Dear Jessica Seinfeld,
I want you to know that I just gave away my copy of your book, “Double Delicious! Good, Simple Food For Busy, Complicated Lives!” Don’t get me wrong, it’s a lovely book! The photos are great and everything looks and sounds delicious and I AM both busy and complicated. But we’ve got to talk about the whole ‘adding pureed vegetables into every meal’ thing.
I got the book at a book sale for a dollar. A DOLLAR! For a nicely made spiral bound cookbook with ultra healthy recipes! I thought to myself: YES! EVERYTHING WILL BE DIFFERENT NOW. I will have no loss in taste or flavor and just be able to sneak in some cauliflower puree. Or sneak in some spinach. We’ll be eating all kinds of veggies! I will be a veggie puree ninja. No one will suspect a thing.
But then it sat. And sat. And sat. For a year. I don’t have many cookbooks, but at this point I’ve used every other cookbook I own except yours, including “Tastes and Tales from Texas”. I suspect the prior owner of this book went through the same steps I have gone through while I owned your book:
- Denial: Yeah, I’m absolutely going to start making vegetable purees for cooking!

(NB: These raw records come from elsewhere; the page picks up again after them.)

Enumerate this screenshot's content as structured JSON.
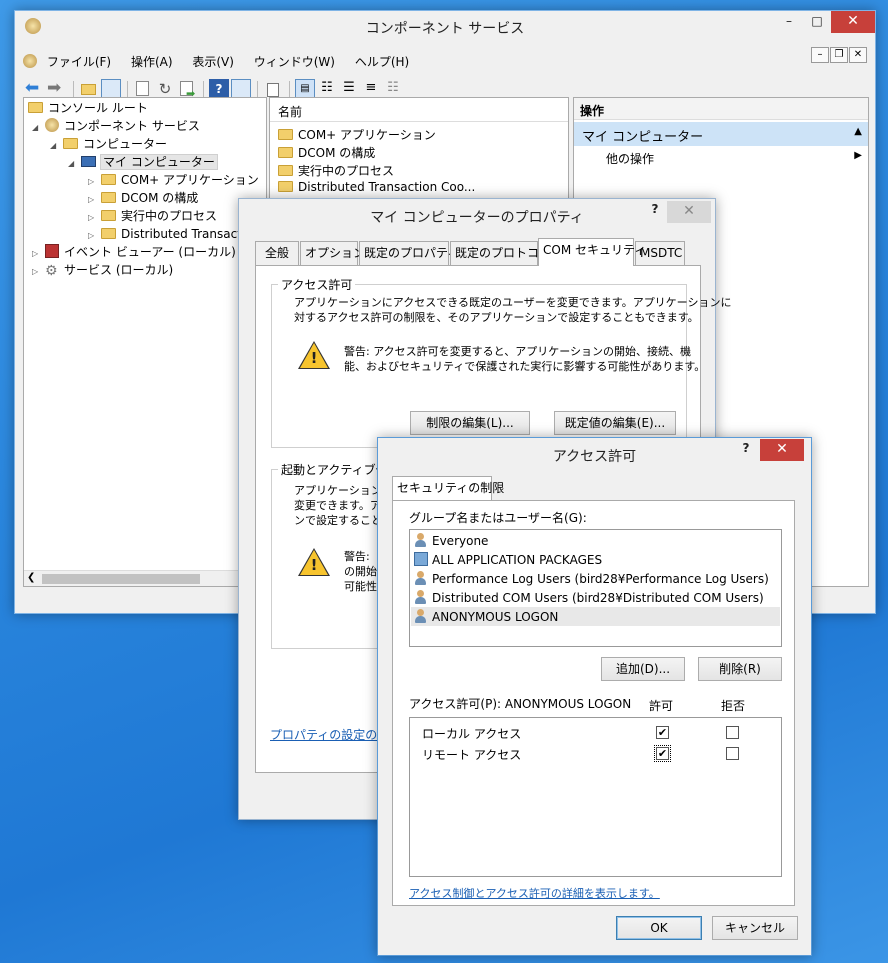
{
  "main_window": {
    "title": "コンポーネント サービス",
    "menu": [
      "ファイル(F)",
      "操作(A)",
      "表示(V)",
      "ウィンドウ(W)",
      "ヘルプ(H)"
    ]
  },
  "tree": {
    "root": "コンソール ルート",
    "component_services": "コンポーネント サービス",
    "computers": "コンピューター",
    "my_computer": "マイ コンピューター",
    "children": [
      "COM+ アプリケーション",
      "DCOM の構成",
      "実行中のプロセス",
      "Distributed Transact"
    ],
    "event_viewer": "イベント ビューアー (ローカル)",
    "services": "サービス (ローカル)"
  },
  "list": {
    "header": "名前",
    "items": [
      "COM+ アプリケーション",
      "DCOM の構成",
      "実行中のプロセス",
      "Distributed Transaction Coo..."
    ]
  },
  "actions": {
    "header": "操作",
    "section": "マイ コンピューター",
    "other": "他の操作"
  },
  "properties_dialog": {
    "title": "マイ コンピューターのプロパティ",
    "help": "?",
    "tabs": [
      "全般",
      "オプション",
      "既定のプロパティ",
      "既定のプロトコル",
      "COM セキュリティ",
      "MSDTC"
    ],
    "access_group": "アクセス許可",
    "access_desc_1": "アプリケーションにアクセスできる既定のユーザーを変更できます。アプリケーションに",
    "access_desc_2": "対するアクセス許可の制限を、そのアプリケーションで設定することもできます。",
    "warning_1": "警告: アクセス許可を変更すると、アプリケーションの開始、接続、機",
    "warning_2": "能、およびセキュリティで保護された実行に影響する可能性があります。",
    "edit_limits": "制限の編集(L)...",
    "edit_default": "既定値の編集(E)...",
    "launch_group": "起動とアクティブ化のア",
    "launch_desc_1": "アプリケーションを起",
    "launch_desc_2": "変更できます。ア",
    "launch_desc_3": "ンで設定すること",
    "launch_warn_1": "警告: ",
    "launch_warn_2": "の開始",
    "launch_warn_3": "可能性",
    "details_link": "プロパティの設定の詳細"
  },
  "access_dialog": {
    "title": "アクセス許可",
    "help": "?",
    "tab": "セキュリティの制限",
    "group_label": "グループ名またはユーザー名(G):",
    "users": [
      {
        "name": "Everyone",
        "icon": "user-group-icon"
      },
      {
        "name": "ALL APPLICATION PACKAGES",
        "icon": "package-icon"
      },
      {
        "name": "Performance Log Users (bird28¥Performance Log Users)",
        "icon": "user-group-icon"
      },
      {
        "name": "Distributed COM Users (bird28¥Distributed COM Users)",
        "icon": "user-group-icon"
      },
      {
        "name": "ANONYMOUS LOGON",
        "icon": "user-group-icon"
      }
    ],
    "add_button": "追加(D)...",
    "remove_button": "削除(R)",
    "perm_label": "アクセス許可(P): ANONYMOUS LOGON",
    "allow_header": "許可",
    "deny_header": "拒否",
    "permissions": [
      {
        "name": "ローカル アクセス",
        "allow": true,
        "deny": false
      },
      {
        "name": "リモート アクセス",
        "allow": true,
        "deny": false
      }
    ],
    "details_link": "アクセス制御とアクセス許可の詳細を表示します。",
    "ok": "OK",
    "cancel": "キャンセル"
  }
}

- Anger: There are two pages of equipment and three pages of instructions! That’s ALL busy and complicated!!
- Bargaining: I’ll pick up some cauliflower and give it a shot… and we’ll have a cupcake to celebrate!
- Depression: Cauliflower went bad. Cupcake’s eaten. I have to be up early for that thing. Ugh~
- Acceptance: I am never going to do this and should probably get rid of this book.
I’m sorry. It’s just that most of us with busy, complicated lives can’t invest in a puree system, take the time to do it, and then go about freezing them. Your entry level bar is too high. In the time it took me to read about it, whoops, I already ordered pizza and it is delicious. I can’t do it. Sorry.
I was looking forward to this inspiring other ways I could do good, simple things for my busy, complicated life. Like hot yoga while waiting at the DMV. Knitting a scarf that I am also casually wearing. Doing a fasting cleanse because I literally can’t get a lunch in.
So again, sorry about this. You know that old saying, “It’s not you, I’m just very tired and I want to go to bed, please.”